Kondisyon nasıl yükseltilir?
Bir kısım insanlar, daha sağlıklı olmak için düzenli spor hareketleri yaparlar. Ancak bu insanlar spor aktiviteleri yanında, dengeli bir beslenme planı da uygularlar ve yaptıkları spor aktivitesi dinlenme ögelerini de içinde barındırır. Bir kısım insanlar ise belli bir spor dalına yönelik aktiviteler yaparlar. Sporcular bu işi meslek olarak kabul etmişlerdir.
Her iki durumda da kondisyona ihtiyaç vardır ve doğru olan, kondisyon çalışmalarının kişilere özel tasarlanmasıdır. Kişinin cinsiyeti, yaşı, vücut yapısı, kas yapısı, genel sağlık durumu ve yetenekleri göz önünde tutulmalıdır. Yoksa gelişigüzel ve programsız yapılan çalışmalar kondisyon yaratmaz. Vücut bir noktadan sonra isyan edebilir.
Sporcular için uygulanan kondisyon arttırma çalışmaları çok özel programlar gerektirir ve yapılan spor çeşidine göre de kapsamı farklıdır. Bu nedenle burada daha çok, insanların fitness amaçlı yaptıkları spor faaliyetlerinde nasıl kondisyon arttırabilecekleri üzerinde durulacaktır.
Hastalık Kontrol ve Önleme Merkezi isimli sağlık kuruluşunun yaptığı çalışma sonuçlarına göre, her insan haftada en az 150 dakika normal güçlükte bir spor yapmalıdır. Yani vücudun fit kalabilmesi için, günde yarım saat, tempolu yürüyüş, koşu, bisiklet veya yüzme gibi bir spor çalışmasına ihtiyacı vardır. Böyle bir aktiviteden beklenen, kalp kaslarının gelişmesi ve kalp ritminin belli sınırlar içinde istenen noktaya gelmesidir.
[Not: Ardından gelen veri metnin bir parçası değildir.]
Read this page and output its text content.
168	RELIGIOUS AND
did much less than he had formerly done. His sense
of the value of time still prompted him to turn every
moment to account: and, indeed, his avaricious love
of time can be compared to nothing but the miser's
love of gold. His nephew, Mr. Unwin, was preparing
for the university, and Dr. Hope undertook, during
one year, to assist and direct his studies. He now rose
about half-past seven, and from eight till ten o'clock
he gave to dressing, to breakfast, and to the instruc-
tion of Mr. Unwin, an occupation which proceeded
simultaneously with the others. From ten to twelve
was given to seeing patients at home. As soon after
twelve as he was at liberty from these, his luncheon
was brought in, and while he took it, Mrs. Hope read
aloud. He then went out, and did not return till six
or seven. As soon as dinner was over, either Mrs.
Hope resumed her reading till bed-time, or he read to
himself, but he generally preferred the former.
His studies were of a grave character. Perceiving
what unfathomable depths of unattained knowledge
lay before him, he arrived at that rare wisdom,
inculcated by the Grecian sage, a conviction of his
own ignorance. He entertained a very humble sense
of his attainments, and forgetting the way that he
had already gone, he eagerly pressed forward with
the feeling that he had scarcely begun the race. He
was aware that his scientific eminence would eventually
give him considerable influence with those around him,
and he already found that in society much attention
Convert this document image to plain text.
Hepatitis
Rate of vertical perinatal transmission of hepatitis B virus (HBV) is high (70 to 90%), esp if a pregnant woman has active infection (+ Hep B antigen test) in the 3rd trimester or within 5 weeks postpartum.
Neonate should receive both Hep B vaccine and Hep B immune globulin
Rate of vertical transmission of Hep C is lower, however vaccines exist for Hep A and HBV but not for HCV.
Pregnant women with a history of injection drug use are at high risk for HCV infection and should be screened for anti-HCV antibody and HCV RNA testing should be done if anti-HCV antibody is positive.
Bu sayede zamanla süre ve tempo arttırılarak, kişilerin sistematik bir şekilde spor yapması sağlanacaktır.
Örnek bir kondisyon arttırma çalışması
Birinci adım yapılacak spor hareketlerine hazırlıktır. Kondisyonu arttırmak için günde en fazla yarım saat antrenman yapmak yeterlidir. Ancak ilk yapılması gereken kalp atışlarını kontrol etmektir. Arka arkaya yapılacak kontrollerle ortalama kalp atış sayısı tespit edilmeli ve izlenmelidir.
İkinci adım dört hafta kadar dürecek ilk aşama spor çalışmalarıdır. Bu çalışmalar sadece yürüyüş yapmak veya bisiklete binmek olmamalıdır. Her seferinde farklı bir spor yapılabilir. Önemli olan her çalışmada kalp atışlarının kontrol edilmesidir. Burada hedeflenen, başta tespit edilen ortalama kalp atış ritminin yüzde 50 ile 60’ı arasında olmasıdır.
Üçüncü adım ilerleme aşamasıdır. Bu aşama altı ay sürer. Çalışmaların süresi ise günlük 45 dakikaya çıkacaktır. Bu aşamada hedeflenen, başta tespit edilen ortalama kalp atış ritminin yüzde 70 ile 85’i arasında olmasıdır.
Dördüncü adım ise sürdürme aşamasıdır. Bu aşamanın bir sonu yoktur. Bundan sonra artık yaşam boyu spor aktivitelerine devam etmek gerekmektedir. Haftada üç veya beş günlük spor hareketleri sürdürülmeli ve kalp atış hızı yüzde 70 ile 80 arasında kalmalıdır.
Kondisyonun artmasına paralel olarak dinlenme anındaki nabzın 40’lara kadar düşmesi normaldir.